2023 seçimlerine Türkiye'nin idari/siyasi yapısal sorunları tartışılmaksızın girilirse kazanan iktidar olacaktır.
Zira muhalefetin çoğunluk oya erişmesi durumunda bile verili sistemden geriye dönüşü beklemek saflık olur.
CHP de İyi Parti de 'Türk Tipi Sistem'de kalacaktır. Velev ki HDP'nin sandalye sayısıyla birlikte 360-400 anayasal değişiklik çoğunluğuna erişilmesi durumunda bile HDP'yi var eden kimliksel doyum sorunu olan kitlelerin taleplerine cevap veren bir karşılık geliştirilmeyecektir.
Zira 'kaybettiren' olarak HDP'nin siyasal tasavvurunu dikkate almak istemeyeceklerdir.

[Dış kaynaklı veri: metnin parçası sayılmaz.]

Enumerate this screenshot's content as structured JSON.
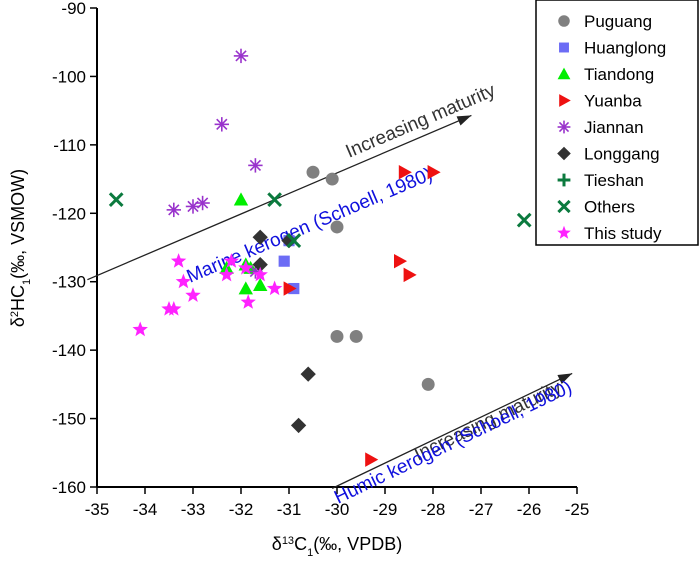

Bunun olmaması için öncelikli olarak Türkiye'nin farklılıkları dışlayan ve yok sayan idari/siyasi yapısının tartışmaya açılması gerekmektedir.
*Bu makalede yer alan fikirler yazara aittir ve Independent Türkçe'nin editöryal politikasını yansıtmayabilir.